Eines der obersten Prioritäten war das Anlegen von Beeten. Die besondere Schwierigkeit ergab sich daraus, dass wir es mit einem stark lehm- und tonhaltigen Boden zu tun haben, der mit Gras bewachsen war. Aber wir gaben uns nicht die Blöße und es wurde ordentlich Erde umgebrochen. Als Bodenverbesserungsmaßnahme wurde erstmal 6,5 m^3 Komposterde besorgt, die nach und nach auf den Beeten verteilt wird. Zur Zeit gibt es 9 Personen, die sich um die Beete kümmern. Jeder hat da so seine ganz eigenen Vorstellungen. Von einem Mandalabeet über Rund-, Halbrund und Rechteckbeeten bis hin zu Intensivbeeten ist alles dabei. Weiter gibt es ein erstes Gemeinschaftsbeet. Das Hermann – Enrico – Sinuskurvenbeet entstand in einer spontanen Aktion und war nach 2 Stunden fertig.

Frank, Beet und Tümpel

Frank, Beet und Tümpel

Frank, unsere 1. Adresse wenn es um die verschiedenen Permakulturelemente geht, hat in der Mitte seines Beetes ein Loch ausgehoben um eine Wasserstelle für Frosch/Lurch und andere kleine Tierarten zu schaffen. Die Wasserstelle wurde mit Lehm geformt und abgedichtet, der vor Ort reichlich zur Verfügung steht. Ein Zufluss von Regenwasser vom Dach soll zukünftig den Tümpel mit Wasser speisen. Die umliegenden Beete fügen sich dabei schön in das Gesamtbild ein.

Säen von Sommerweizen

Säen von Sommerweizen

Ich probiere mich in der Methode des Grow-Biointensive-Mini-Farmings. Besonderen Wert wird bei dieser Methode auf den Humusaufbau durch eine intensive Kompostwirtschaft gesetzt. Dazu ist es notwendig, dass ca. 60% der Gesamtpflanzen speziell für den Kompost angebaut werden. Dieses sind z.B. Luzerne, Weizen, Roggen, etc. Natürlich sollen dabei die Weizen- und Roggenkörner zu Brot verarbeitet werden. 30% der Pflanzen werden Hochkaloriepflanzen wie Kartoffeln und Topinambur sein. 10% der Beetfläche ist dem Gemüse verbehalten.
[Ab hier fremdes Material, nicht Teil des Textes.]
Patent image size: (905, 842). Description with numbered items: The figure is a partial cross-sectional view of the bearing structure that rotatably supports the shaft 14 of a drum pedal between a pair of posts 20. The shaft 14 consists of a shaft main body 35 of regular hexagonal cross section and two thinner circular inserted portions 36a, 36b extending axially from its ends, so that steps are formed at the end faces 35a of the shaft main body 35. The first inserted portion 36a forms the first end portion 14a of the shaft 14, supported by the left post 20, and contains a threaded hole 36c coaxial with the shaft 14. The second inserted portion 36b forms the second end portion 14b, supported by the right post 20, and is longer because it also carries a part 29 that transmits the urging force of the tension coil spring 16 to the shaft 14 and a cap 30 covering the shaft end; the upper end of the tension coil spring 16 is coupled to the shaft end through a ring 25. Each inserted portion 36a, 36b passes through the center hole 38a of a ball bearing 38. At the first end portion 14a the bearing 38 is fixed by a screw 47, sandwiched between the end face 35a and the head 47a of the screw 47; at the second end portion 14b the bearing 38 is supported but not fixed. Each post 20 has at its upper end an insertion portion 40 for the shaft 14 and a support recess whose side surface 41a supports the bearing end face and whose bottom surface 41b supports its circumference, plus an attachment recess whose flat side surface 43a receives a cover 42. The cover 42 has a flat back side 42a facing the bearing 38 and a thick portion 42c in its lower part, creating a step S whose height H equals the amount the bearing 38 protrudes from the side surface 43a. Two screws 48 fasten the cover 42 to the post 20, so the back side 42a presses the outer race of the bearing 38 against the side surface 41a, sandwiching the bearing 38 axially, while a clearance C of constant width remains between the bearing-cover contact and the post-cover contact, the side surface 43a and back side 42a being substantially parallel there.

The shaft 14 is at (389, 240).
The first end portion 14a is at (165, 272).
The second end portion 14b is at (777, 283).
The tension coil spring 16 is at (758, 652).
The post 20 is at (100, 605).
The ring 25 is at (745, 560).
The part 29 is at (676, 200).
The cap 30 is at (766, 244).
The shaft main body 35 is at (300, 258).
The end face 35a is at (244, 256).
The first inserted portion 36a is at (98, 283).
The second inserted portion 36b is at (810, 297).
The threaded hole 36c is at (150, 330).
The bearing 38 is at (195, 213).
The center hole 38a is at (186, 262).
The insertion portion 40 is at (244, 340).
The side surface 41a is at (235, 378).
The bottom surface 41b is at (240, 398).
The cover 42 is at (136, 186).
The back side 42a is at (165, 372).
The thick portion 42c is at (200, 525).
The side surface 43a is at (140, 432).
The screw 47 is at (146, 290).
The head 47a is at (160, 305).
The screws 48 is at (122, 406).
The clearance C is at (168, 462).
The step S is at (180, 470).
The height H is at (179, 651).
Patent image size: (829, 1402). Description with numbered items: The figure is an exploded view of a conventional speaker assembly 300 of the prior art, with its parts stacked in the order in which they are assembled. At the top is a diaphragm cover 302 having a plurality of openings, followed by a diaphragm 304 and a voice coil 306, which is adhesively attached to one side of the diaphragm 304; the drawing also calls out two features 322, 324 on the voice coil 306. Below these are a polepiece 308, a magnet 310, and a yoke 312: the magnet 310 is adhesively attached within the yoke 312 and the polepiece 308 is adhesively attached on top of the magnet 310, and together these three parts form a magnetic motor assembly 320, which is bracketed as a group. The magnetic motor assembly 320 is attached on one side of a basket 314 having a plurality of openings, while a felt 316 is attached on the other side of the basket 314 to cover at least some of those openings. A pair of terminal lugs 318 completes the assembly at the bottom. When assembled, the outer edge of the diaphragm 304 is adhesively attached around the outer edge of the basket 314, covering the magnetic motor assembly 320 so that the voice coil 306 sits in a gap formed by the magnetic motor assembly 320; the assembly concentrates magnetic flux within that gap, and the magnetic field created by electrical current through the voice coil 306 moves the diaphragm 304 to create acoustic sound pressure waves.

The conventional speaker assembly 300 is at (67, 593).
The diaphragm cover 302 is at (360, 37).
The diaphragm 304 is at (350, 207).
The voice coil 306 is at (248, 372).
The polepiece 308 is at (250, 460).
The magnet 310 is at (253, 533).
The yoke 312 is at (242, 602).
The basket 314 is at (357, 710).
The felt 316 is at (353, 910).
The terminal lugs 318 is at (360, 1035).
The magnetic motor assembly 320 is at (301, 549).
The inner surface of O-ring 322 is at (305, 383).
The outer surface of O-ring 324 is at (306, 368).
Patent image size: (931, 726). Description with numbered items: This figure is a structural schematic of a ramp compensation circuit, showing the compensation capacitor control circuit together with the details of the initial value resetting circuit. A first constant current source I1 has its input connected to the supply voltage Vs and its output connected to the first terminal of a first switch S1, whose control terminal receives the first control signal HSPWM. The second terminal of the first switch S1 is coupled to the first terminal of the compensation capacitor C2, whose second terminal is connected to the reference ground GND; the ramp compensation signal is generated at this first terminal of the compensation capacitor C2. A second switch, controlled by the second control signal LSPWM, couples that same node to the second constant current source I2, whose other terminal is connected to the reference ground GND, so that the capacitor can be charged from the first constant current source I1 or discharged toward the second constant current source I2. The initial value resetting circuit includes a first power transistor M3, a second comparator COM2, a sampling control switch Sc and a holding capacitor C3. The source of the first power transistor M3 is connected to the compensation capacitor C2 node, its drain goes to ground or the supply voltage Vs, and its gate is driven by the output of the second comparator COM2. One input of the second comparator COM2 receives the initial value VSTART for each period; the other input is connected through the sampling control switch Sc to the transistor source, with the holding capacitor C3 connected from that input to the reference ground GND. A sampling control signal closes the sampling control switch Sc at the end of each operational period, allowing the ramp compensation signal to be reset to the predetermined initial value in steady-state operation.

Insgesamt kann so auf ca. 450m^2 Beetfläche der Jahresbedarf an Kalorien für eine Person gedeckt werden, vorrausgesetzt der Boden ist dafür gut präpariert und man ernährt sich vegan.

Aufräumen

Aufräumen

An einem Freitag  packte uns der Ehrgeiz und wir sorgten gemeinsam für Ordnung und Sauberkeit in der Laube und im Geräteschuppen. Dieses war notwendig geworden, weil viele Materialien zusammengetragen und erstmal irgendwo wo Platz war, abgelegt wurden. Wir hoffen natürlich, dass wir so schnell erstmal nicht wieder aufräumen müssen. Ein Aufräumen der besonderen Art führten wir mit unserem Gartennachbarn durch. Durch eine 2,5 Mannstunden Arbeitsspende in seinem Garten, kam er mit seinem Häcksler vorbei, und aller Baumschnitt und sogar ganze Bäume landeten im Schlund des Ungetüms.